An artificial fish can look like an easy target to a preying bird. But when the attack is made, the bird is unable to eat the intended meal and may retreat to find a tasty meal elsewhere….
Read Herons, Raccoons & Other Predators Want Your Fish! for more information.
Beauty and Fun for Everyone
Let the family help plan!
- Now is the fun part of adding all the pretties! Water lilies are gorgeous floating on the water and give the fish a place to hide.
- Once your water is ready, add your goldfish. Remember to let their container sit in the pond water to adjust them to the pond temperature before setting them free. I like to put the plastic bag up against plants instead of out in the wide open for about 20 minutes so they may keep calmer; less afraid in their new adventure! When you set them free, do it gently sideways so they glide in instead of just dumping them in.
Goldfish or Koi?
Do you know the difference?
Do You Want Goldfish or Koi?
- Many say they have a goldfish pond when technically they do not.

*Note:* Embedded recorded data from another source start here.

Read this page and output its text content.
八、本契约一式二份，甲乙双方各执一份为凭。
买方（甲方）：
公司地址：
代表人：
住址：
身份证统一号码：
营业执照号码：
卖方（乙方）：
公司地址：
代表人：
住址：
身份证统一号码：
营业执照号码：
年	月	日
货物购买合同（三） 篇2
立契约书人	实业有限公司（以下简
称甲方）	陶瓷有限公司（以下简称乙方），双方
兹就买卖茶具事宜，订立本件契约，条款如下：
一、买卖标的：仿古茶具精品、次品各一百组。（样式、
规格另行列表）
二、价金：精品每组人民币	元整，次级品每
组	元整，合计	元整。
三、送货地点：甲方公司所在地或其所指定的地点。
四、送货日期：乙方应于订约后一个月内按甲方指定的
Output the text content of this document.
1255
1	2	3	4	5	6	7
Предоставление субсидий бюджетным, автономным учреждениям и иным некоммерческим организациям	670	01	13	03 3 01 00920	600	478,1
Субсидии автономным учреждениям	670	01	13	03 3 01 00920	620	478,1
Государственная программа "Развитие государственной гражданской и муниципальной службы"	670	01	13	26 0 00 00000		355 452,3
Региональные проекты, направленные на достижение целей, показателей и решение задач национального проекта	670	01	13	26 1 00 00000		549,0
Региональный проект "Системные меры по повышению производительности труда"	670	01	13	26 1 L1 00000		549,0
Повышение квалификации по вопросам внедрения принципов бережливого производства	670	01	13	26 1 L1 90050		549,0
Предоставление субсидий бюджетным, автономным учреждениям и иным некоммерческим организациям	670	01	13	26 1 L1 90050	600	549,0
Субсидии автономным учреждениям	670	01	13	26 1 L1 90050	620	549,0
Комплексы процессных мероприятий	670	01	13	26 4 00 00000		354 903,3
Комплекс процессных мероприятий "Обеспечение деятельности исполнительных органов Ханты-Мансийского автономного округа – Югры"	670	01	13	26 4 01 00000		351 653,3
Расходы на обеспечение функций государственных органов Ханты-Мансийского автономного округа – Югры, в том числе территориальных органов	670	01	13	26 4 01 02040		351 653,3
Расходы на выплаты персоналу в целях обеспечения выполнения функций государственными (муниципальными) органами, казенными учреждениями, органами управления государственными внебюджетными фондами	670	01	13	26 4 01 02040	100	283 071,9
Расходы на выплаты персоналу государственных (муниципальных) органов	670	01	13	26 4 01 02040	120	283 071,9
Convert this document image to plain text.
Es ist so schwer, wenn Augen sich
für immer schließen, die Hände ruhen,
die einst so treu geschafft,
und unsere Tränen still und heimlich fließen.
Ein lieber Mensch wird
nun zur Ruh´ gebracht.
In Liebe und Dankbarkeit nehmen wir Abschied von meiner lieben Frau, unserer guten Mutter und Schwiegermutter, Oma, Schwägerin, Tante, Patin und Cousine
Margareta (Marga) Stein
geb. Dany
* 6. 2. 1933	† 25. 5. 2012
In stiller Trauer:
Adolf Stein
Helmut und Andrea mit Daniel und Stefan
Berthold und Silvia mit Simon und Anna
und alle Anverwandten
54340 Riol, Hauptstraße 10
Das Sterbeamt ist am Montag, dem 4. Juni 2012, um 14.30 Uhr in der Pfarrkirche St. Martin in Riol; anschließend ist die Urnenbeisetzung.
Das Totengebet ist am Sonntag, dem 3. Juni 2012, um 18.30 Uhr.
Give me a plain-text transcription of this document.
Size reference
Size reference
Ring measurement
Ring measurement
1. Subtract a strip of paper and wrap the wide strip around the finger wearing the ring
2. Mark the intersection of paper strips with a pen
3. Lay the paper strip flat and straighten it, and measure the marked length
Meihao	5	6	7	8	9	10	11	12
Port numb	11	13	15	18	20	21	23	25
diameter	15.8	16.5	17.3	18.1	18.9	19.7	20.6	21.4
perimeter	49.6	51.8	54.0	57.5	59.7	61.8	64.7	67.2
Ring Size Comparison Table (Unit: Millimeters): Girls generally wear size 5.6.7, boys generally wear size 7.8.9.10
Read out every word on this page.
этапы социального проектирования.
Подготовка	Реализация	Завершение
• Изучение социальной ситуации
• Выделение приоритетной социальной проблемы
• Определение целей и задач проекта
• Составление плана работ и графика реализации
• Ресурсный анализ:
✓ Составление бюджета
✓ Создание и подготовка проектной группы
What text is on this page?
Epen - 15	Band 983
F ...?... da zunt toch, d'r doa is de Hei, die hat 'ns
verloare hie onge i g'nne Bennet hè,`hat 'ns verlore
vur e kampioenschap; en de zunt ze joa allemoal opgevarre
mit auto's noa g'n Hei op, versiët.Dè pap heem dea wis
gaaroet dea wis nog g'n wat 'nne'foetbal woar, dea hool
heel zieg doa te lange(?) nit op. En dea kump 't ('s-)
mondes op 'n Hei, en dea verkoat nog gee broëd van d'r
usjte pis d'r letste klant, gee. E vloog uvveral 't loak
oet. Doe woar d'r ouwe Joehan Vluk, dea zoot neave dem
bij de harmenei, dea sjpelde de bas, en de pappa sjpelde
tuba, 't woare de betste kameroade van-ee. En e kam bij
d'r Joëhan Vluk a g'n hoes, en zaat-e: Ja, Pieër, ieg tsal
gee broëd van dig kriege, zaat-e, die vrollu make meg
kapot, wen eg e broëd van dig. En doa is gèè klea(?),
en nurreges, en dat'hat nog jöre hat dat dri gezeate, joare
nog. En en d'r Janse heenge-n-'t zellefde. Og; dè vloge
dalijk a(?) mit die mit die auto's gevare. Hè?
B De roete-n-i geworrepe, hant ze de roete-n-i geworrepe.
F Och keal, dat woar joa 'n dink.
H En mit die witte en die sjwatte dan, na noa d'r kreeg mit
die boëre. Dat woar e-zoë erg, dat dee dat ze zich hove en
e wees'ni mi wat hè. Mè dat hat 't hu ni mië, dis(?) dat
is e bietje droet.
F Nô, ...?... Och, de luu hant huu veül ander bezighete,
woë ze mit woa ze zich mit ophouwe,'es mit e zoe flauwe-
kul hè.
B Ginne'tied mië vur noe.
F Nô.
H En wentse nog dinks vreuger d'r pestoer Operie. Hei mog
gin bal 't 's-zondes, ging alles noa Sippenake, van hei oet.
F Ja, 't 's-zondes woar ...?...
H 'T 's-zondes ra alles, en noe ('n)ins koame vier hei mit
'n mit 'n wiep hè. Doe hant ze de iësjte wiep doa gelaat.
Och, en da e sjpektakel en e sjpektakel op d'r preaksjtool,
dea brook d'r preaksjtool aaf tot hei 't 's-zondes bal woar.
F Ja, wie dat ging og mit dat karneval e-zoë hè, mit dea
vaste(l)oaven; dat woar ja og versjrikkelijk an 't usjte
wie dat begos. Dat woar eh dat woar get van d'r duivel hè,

- Koi and goldfish are a lot alike and will even breed (but the offspring are sterile). It is very hard to tell the difference between these two fish when they are small.
- The best way to tell the two apart is by the barbels by the koi’s mouth which the goldfish does not have.
- Goldfish cost less (the larger the fish, the more they cost). The last I checked, the price was anywhere from $1.50 for a goldfish, a fraction of what koi were selling for.
- Koi can live 100 years or more, so if you take good care of them, I would call it a good investment.